Pre-commit is the current sweet spot: tight enough that agents get feedback in the same context window, but not so tight that it interferes with red-green-refactor or incremental editing. Per-change hooks remain a future option if the codebase grows to a point where pre-commit becomes too slow.
## Consequences
**Positive:**
- Early backpressure in short feedback loops. Agents receive immediate, comprehensive feedback on every commit attempt. If a check fails, the agent can fix it in the same context window, maintaining continuity.
- Every commit on `main` is guaranteed to pass all quality gates. There is no state where "it compiled but the tests are broken" or "formatting drifted."

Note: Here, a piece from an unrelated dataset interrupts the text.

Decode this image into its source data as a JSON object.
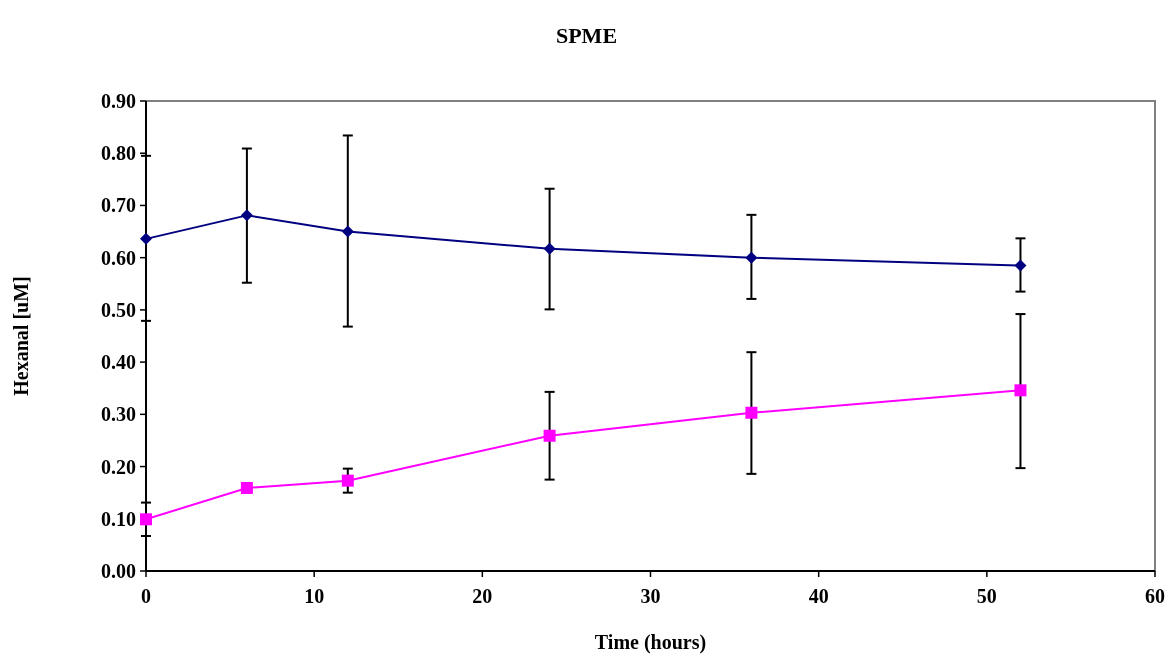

- No CI/local divergence. The same checks run everywhere, eliminating "works on my machine" or "CI caught something pre-commit didn't."
- Enforces discipline incrementally: each commit is small, clean, and complete rather than "I'll fix the tests later."
**Negative:**
- ~8 seconds per commit attempt. This is acceptable for the current codebase size but will grow with the test suite. If it exceeds ~15 seconds, selective pre-commit with CI for the rest may become necessary.
- Developers (or agents) cannot make quick "WIP" or "checkpoint" commits without passing all gates. This is intentional — every commit should be a valid state — but it prevents some workflows like committing broken code to switch branches.
- The sequential chain means a failure in step 1 (audit) prevents discovering failures in step 9 (tests). In practice, this rarely matters because failures are fixed immediately and the chain is re-run.